Human and animal performance ratio
These objects are used in two ways: one as a foreground element, and the other as a place close to the subject matter. If used in the foreground, consider the layout and depth of field just as you would any other component. A person standing nearby gazing at the valley will increase the image's depth of field and provide proportion. If you're photographing a cliff, it's best to wait until someone is at the bottom. To show the size of the cliff, take a few steps back, use a telephoto lens, and let the cliff fill the picture. Cut off the top and put the figure on the bottom, so that the cliff looks like Mount Tai.
Some parts of the picture are blank, cannot be said to be wasteful. The concept of negative space refers to the use of white space to enhance the subject of a photograph.
When expressing loneliness and loneliness, negative space is especially suitable, such as photographing a lonely plant in the desert or a sudden rock in the sea. Think of whitespace as an object, like any other component, and then consider its position. You need to keep a balance between the amount of white space and the size of the subject matter to help you get the point across.
Everything you see in the frame becomes part of the picture, and it should be there for a reason. So take a closer look, and if you see something inappropriate, change your Angle or location. If there is something useless in the picture, don't shoot it.

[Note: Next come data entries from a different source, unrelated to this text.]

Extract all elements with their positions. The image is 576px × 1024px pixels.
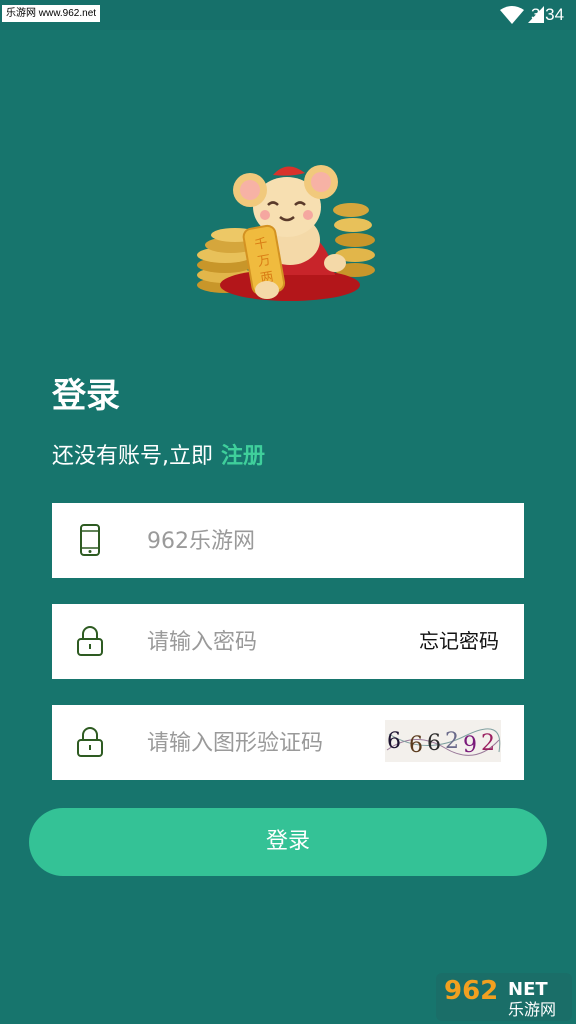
svg-text:9: 9 [463, 733, 477, 758]
mascot-illustration: 千 万 两 [197, 165, 375, 301]
svg-text:NET: NET [508, 979, 548, 1000]
wifi-icon [500, 6, 524, 24]
svg-text:962: 962 [444, 976, 498, 1006]
password-input[interactable] [147, 622, 377, 662]
forgot-password-link[interactable]: 忘记密码 [419, 626, 499, 656]
svg-text:乐游网: 乐游网 [508, 1000, 556, 1019]
svg-text:千: 千 [253, 236, 268, 253]
svg-text:6: 6 [387, 729, 401, 754]
login-button[interactable]: 登录 [29, 808, 547, 876]
captcha-image[interactable]: 6 6 6 2 9 2 [385, 720, 501, 762]
page-title: 登录 [52, 376, 120, 416]
status-bar: 乐游网 www.962.net 3:34 [0, 0, 576, 30]
clock: 3:34 [531, 5, 565, 24]
svg-text:2: 2 [445, 729, 459, 754]
register-prompt-text: 还没有账号,立即 [52, 444, 213, 469]
phone-icon [80, 524, 100, 556]
site-watermark: 962 NET 乐游网 [436, 973, 572, 1021]
phone-input[interactable] [147, 521, 377, 561]
password-field[interactable]: 忘记密码 [52, 604, 524, 679]
svg-text:万: 万 [256, 253, 271, 270]
lock-icon [77, 626, 103, 656]
source-label: 乐游网 www.962.net [2, 5, 101, 22]
register-prompt: 还没有账号,立即 注册 [52, 440, 265, 474]
phone-field[interactable] [52, 503, 524, 578]
captcha-field[interactable]: 6 6 6 2 9 2 [52, 705, 524, 780]
lock-icon [77, 727, 103, 757]
captcha-input[interactable] [147, 723, 377, 763]
svg-text:2: 2 [481, 731, 495, 756]
svg-text:6: 6 [409, 733, 423, 758]
svg-text:6: 6 [427, 731, 441, 756]
register-link[interactable]: 注册 [221, 444, 265, 469]
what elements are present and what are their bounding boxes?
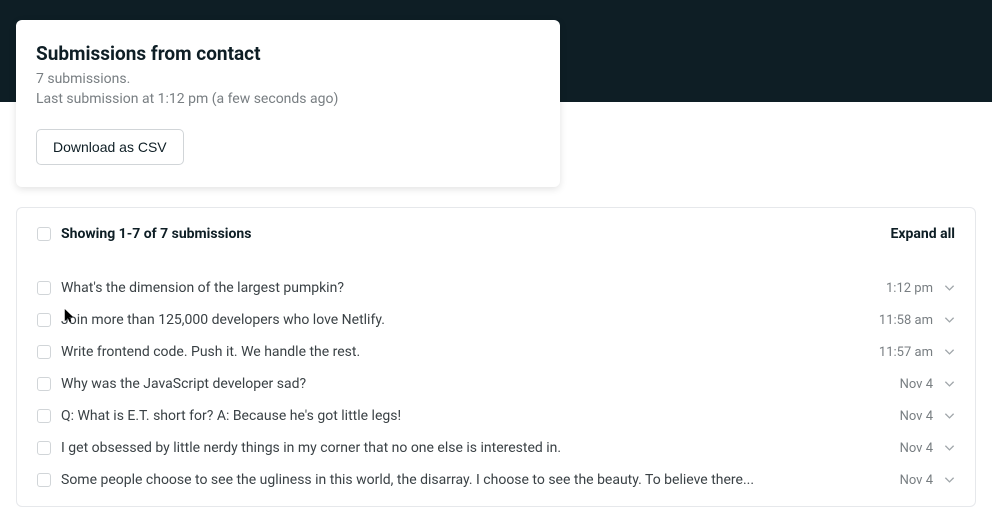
submission-time: 11:57 am <box>879 345 933 360</box>
submission-row[interactable]: Write frontend code. Push it. We handle … <box>37 336 955 368</box>
panel-header: Showing 1-7 of 7 submissions Expand all <box>37 226 955 242</box>
submission-checkbox[interactable] <box>37 473 51 487</box>
submission-time: Nov 4 <box>900 473 933 488</box>
chevron-down-icon[interactable] <box>943 410 955 422</box>
submission-row[interactable]: Some people choose to see the ugliness i… <box>37 464 955 496</box>
submission-count: 7 submissions. <box>36 71 540 87</box>
submission-text: Why was the JavaScript developer sad? <box>61 376 900 392</box>
submission-row[interactable]: Why was the JavaScript developer sad?Nov… <box>37 368 955 400</box>
submission-text: I get obsessed by little nerdy things in… <box>61 440 900 456</box>
submission-checkbox[interactable] <box>37 345 51 359</box>
submission-row[interactable]: I get obsessed by little nerdy things in… <box>37 432 955 464</box>
submission-time: Nov 4 <box>900 377 933 392</box>
submission-row[interactable]: Join more than 125,000 developers who lo… <box>37 304 955 336</box>
submission-checkbox[interactable] <box>37 377 51 391</box>
select-all-checkbox[interactable] <box>37 227 51 241</box>
submission-text: Join more than 125,000 developers who lo… <box>61 312 879 328</box>
page-title: Submissions from contact <box>36 42 540 65</box>
submission-row[interactable]: What's the dimension of the largest pump… <box>37 272 955 304</box>
submissions-panel: Showing 1-7 of 7 submissions Expand all … <box>16 207 976 507</box>
chevron-down-icon[interactable] <box>943 442 955 454</box>
expand-all-button[interactable]: Expand all <box>891 226 955 242</box>
last-submission-time: Last submission at 1:12 pm (a few second… <box>36 91 540 107</box>
submission-time: 1:12 pm <box>886 281 933 296</box>
submission-text: What's the dimension of the largest pump… <box>61 280 886 296</box>
submission-checkbox[interactable] <box>37 313 51 327</box>
chevron-down-icon[interactable] <box>943 378 955 390</box>
chevron-down-icon[interactable] <box>943 474 955 486</box>
submission-text: Some people choose to see the ugliness i… <box>61 472 900 488</box>
download-csv-button[interactable]: Download as CSV <box>36 129 184 165</box>
chevron-down-icon[interactable] <box>943 282 955 294</box>
submission-checkbox[interactable] <box>37 441 51 455</box>
submission-checkbox[interactable] <box>37 409 51 423</box>
showing-count: Showing 1-7 of 7 submissions <box>61 226 891 242</box>
submission-text: Q: What is E.T. short for? A: Because he… <box>61 408 900 424</box>
chevron-down-icon[interactable] <box>943 346 955 358</box>
submission-row[interactable]: Q: What is E.T. short for? A: Because he… <box>37 400 955 432</box>
header-card: Submissions from contact 7 submissions. … <box>16 20 560 187</box>
submission-time: Nov 4 <box>900 409 933 424</box>
submission-time: Nov 4 <box>900 441 933 456</box>
submission-checkbox[interactable] <box>37 281 51 295</box>
submission-text: Write frontend code. Push it. We handle … <box>61 344 879 360</box>
submission-time: 11:58 am <box>879 313 933 328</box>
chevron-down-icon[interactable] <box>943 314 955 326</box>
submissions-list: What's the dimension of the largest pump… <box>37 272 955 496</box>
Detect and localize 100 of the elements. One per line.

The most common extras in landscape photographs are electrical wires, telephone lines and buildings in the distance, as well as small things like tree branches and rubbish. It's worth studying the frame carefully. If you don't pay attention to detail when you take the picture, you will probably notice it when you develop it, and so will most viewers.
Panorama - A larger view
Ordinary picture patterns cannot capture the grandeur of some scenes stretching for thousands of miles, such as vast grasslands, rolling mountains, and whole cities. What is needed to represent these scenes is space, which only panoramic photographs can do. Not so long ago, most of us couldn't get a great panoramic shot, but that's no longer the case.
Digital photography has revolutionized the production of panoramic images. Before we had our current cameras and software, taking panoramic photos required specialized (often expensive) equipment or long hours of hard work in darkrooms. The dedicated panoramic camera, which USES an ultra-wide lens or rotates the lens on an arc bracket, records about 140 to 360 images on an extended film.
If you're using a regular camera for a panoramic shot, you have to carefully take overlapping images and then meticulously assemble them into a single picture while developing the film, or you can cut and paste the printed picture. Of course, these methods are still used, and some companies make digital panoramic cameras that work in the same way as their film ancestors. But some people didn't want to buy another camera just to take panoramic shots, so a whole new approach to digital photography emerged. You still need to take the pictures that make up the panorama, but leave the rest to your camera or computer.
Take panoramic photos
Taking a panoramic photo requires careful planning and careful shooting of every frame. The key word is "consistency" -- consistency of perspective, consistency of exposure, consistency of white balance.
When shooting, don't move or zoom. When you take two pictures that you want to splice together, the lighting is likely to be the same; But if it's four or five or more, there's a good chance some of them are backlit. To make the resulting panorama look natural, you can't use auto exposure. You can lock the auto exposure button or shoot in full manual mode. Otherwise, you'll end up with a really weird picture.
Consecutive photos should preferably have 25 to 40 percent overlap, so post-production software has enough information to accurately combine the images. Find a marker and place it in one third of the picture. When you shoot the next picture, move the marker to one third of the other side (move left and right when shooting horizontal panorama, move up and down when shooting vertical panorama). Some cameras, such as the HP one, have an overlay in the viewfinder that helps you synthesize photos easily. After taking the picture, you can view it on the camera's display. Many cameras have a multi-screen display that allows you to look at more than one photo at a time. Some cameras even have a built-in composition feature that lets you preview and save photos, panorama and frame shots.
If your camera doesn't have compositing, you can download the photos to your computer and use graphics software. Much general purpose software has this function, just select the photo you want to use, click the mouse, and you are done. Composite features go by different names in different software programs (Adobe Graphics processors, for example, call it Photomerge), so you'll need to look in the "Panorama" menus of different apps.
When we look at a landscape, we make a series of mental adjustments based on our previous experience. For example, we have seen many pictures of the Teton Mountains, the Grand Canyon, and Old Faithful in Yellowstone, so it is easy to see their size. But estimating the size of an unfamiliar place is difficult, so we often rely on familiar objects -- usually people or animals -- for scale. The man standing by the oak tree told us how big it was, and the cows in the pasture told us how wide the pasture was.